Mississippi News

Wicker comments on Biden’s first 100 days in office

By U.S. Sen. Roger Wicker (R-Mississippi)

Note: The following is an opinion piece written by and provided by Sen. Roger Wicker

President Uses Waning ‘Crisis’ to Justify Tax Hikes, Socialist Programs

About a year ago, when the coronavirus first gripped our nation, House Democratic Whip James Clyburn described the unfolding crisis as “a tremendous opportunity to restructure things to fit our vision.” Since then, the American people have largely defeated this virus and our economy is bouncing back. But President Biden seems determined not to let this golden opportunity slip away. He is now using the last phase of this “crisis” to justify an extreme push for tax-and-spend policies that could undermine our economic recovery.

In his recent address to Congress, President Biden outlined $4 trillion in new spending proposals that he has falsely described as “infrastructure.” Instead of focusing on normal infrastructure like roads, broadband, and water projects – which Republicans have offered in a separate proposal – the President’s plan is a sweeping attempt to restructure our economy and reorder our lives. His proposals include a 33 percent tax increase on job creators, an expansion of government-run health care, and social programs that seem designed to fulfill the wildest dreams of socialist Senator Bernie Sanders. Those who had hoped President Biden would govern as a moderate have once again been left thoroughly disappointed.

Left Wing Pleasantly Surprised

Despite his attempts to pose as a centrist, President Biden has governed to the left of President Obama and many others in his party. Even Rep. Alexandria Ocasio-Cortez, D-N.Y., has said Mr. Biden has “far exceeded” her expectations. Since taking office just over 100 days ago, he has canceled the Keystone XL pipeline, all but ended immigration enforcement, laid the groundwork for packing the Supreme Court with liberal justices, and signed a “COVID relief” bill that his top aide called “the most progressive domestic legislation in a generation.” The President has also declared his support for sanctuary cities, taxpayer funding of abortions, socialized medicine, gun control measures, and a bill that would rewrite the election laws of all 50 states.

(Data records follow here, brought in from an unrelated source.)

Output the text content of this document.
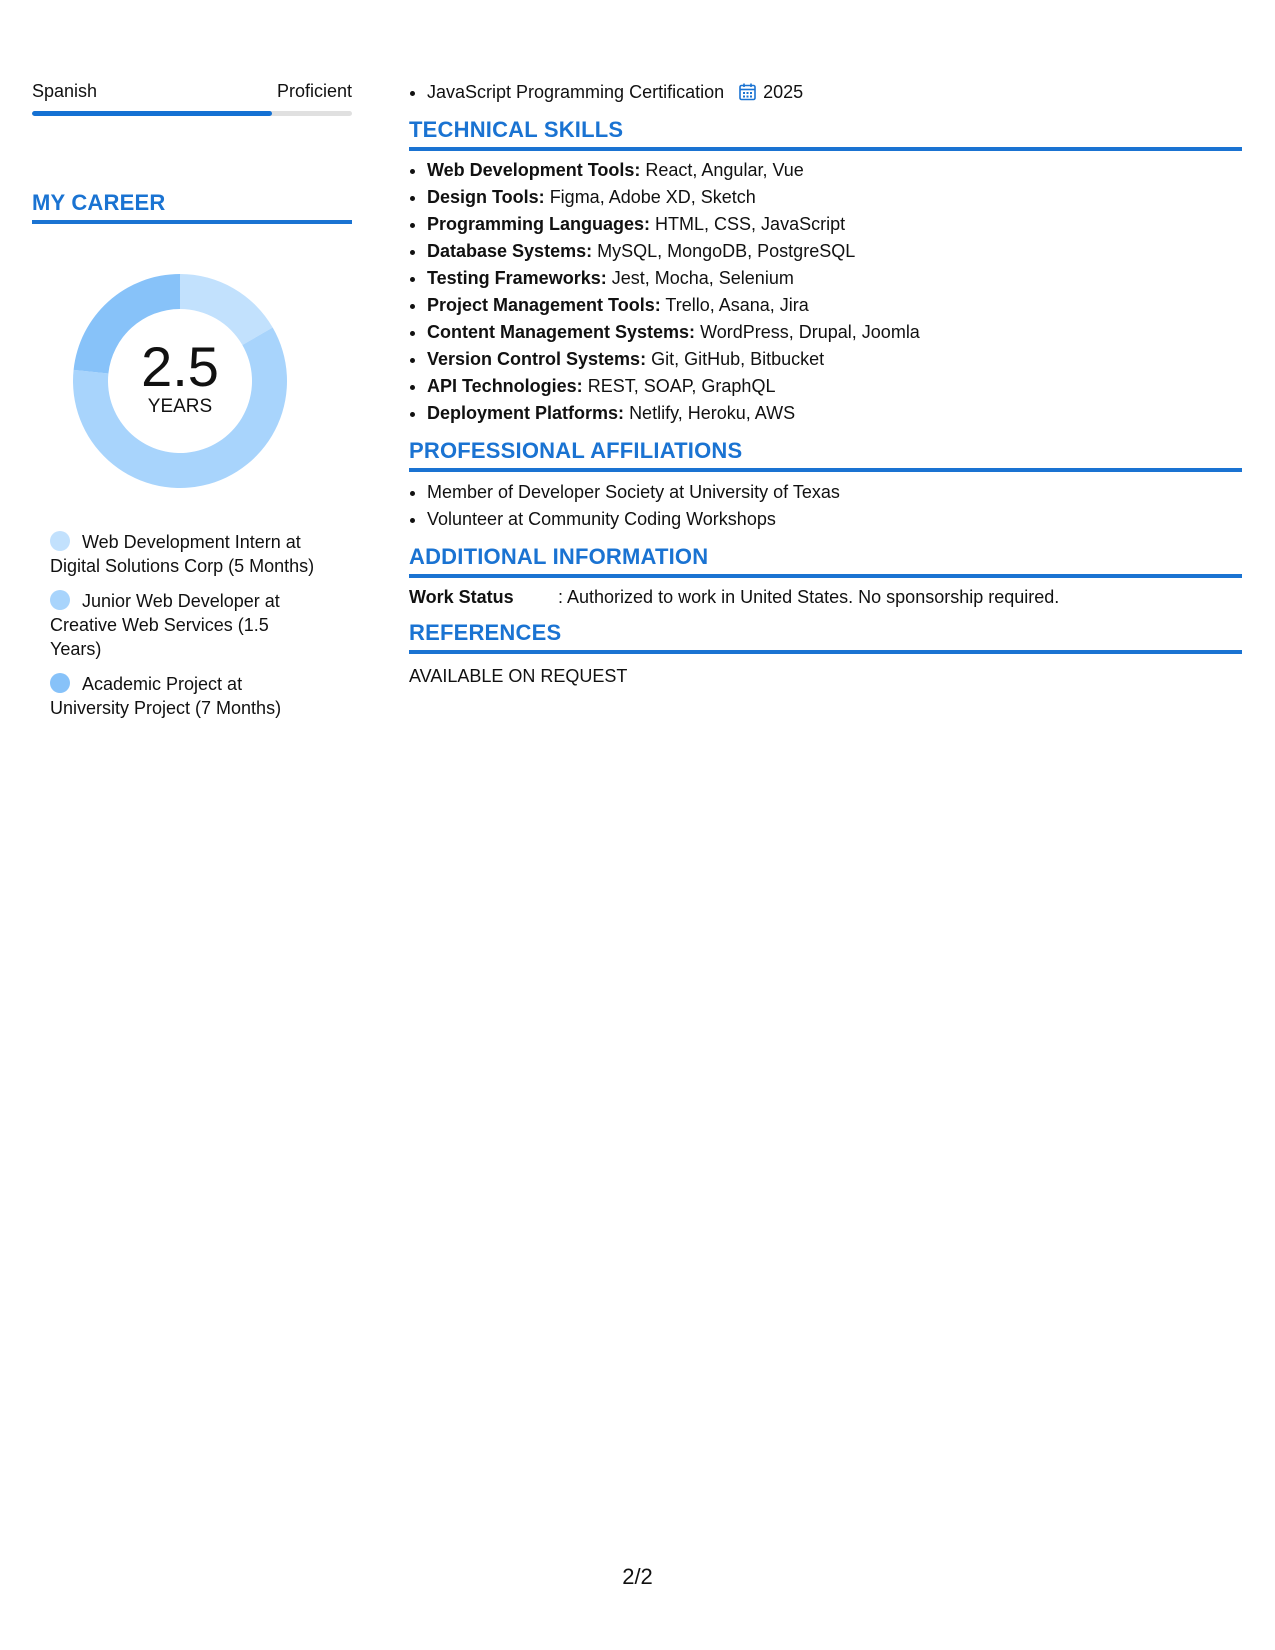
Spanish	Proficient
MY CAREER
2.5
YEARS
Web Development Intern at Digital Solutions Corp (5 Months)
Junior Web Developer at Creative Web Services (1.5 Years)
Academic Project at University Project (7 Months)
• JavaScript Programming Certification 2025
TECHNICAL SKILLS
• Web Development Tools: React, Angular, Vue
• Design Tools: Figma, Adobe XD, Sketch
• Programming Languages: HTML, CSS, JavaScript
• Database Systems: MySQL, MongoDB, PostgreSQL
• Testing Frameworks: Jest, Mocha, Selenium
• Project Management Tools: Trello, Asana, Jira
• Content Management Systems: WordPress, Drupal, Joomla
• Version Control Systems: Git, GitHub, Bitbucket
• API Technologies: REST, SOAP, GraphQL
• Deployment Platforms: Netlify, Heroku, AWS
PROFESSIONAL AFFILIATIONS
• Member of Developer Society at University of Texas
• Volunteer at Community Coding Workshops
ADDITIONAL INFORMATION
Work Status	: Authorized to work in United States. No sponsorship required.
REFERENCES
AVAILABLE ON REQUEST
2/2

The President is now doubling down on this partisan agenda. His push for huge tax increases and wealth redistribution would move our country decisively toward socialism. His plan for universal preschool, community college, and subsidized child care are attempts at social engineering that would tighten the government’s grip on our lives. Meanwhile, he has barely acknowledged the full-blown crisis on our southern border and our mounting national debt, which he seems content to keep growing with no end in sight. If the President continues refusing to meet Republicans in the middle, it will be difficult to imagine compromise.

Tax Increases Would Stifle Recovery

Despite the President’s urgent calls for government action, our economy does not need a radical overhaul to recover from the pandemic. Dramatic measures were called for last year, when Republicans and Democrats united to prevent a depression through emergency relief for American families, businesses, and communities. Today, however, the unemployment rate – which peaked at 14.7 percent at the height of the pandemic after a near-record low of 3.5 percent in March of 2020 – has fallen to six percent and is improving each month. Our economy is now on track to grow by six percent this year and add 11.4 million jobs by 2025 – all without President Biden’s sweeping proposals.

The last thing our healing economy needs is a tax increase on job creators who are bringing Americans back into the workforce. I hope the President’s tax-and-spend agenda will be rejected by Democrats and Republicans alike in favor of building a truly bipartisan consensus. Republicans stand ready to negotiate on infrastructure measures that will actually help, not undermine, our national recovery.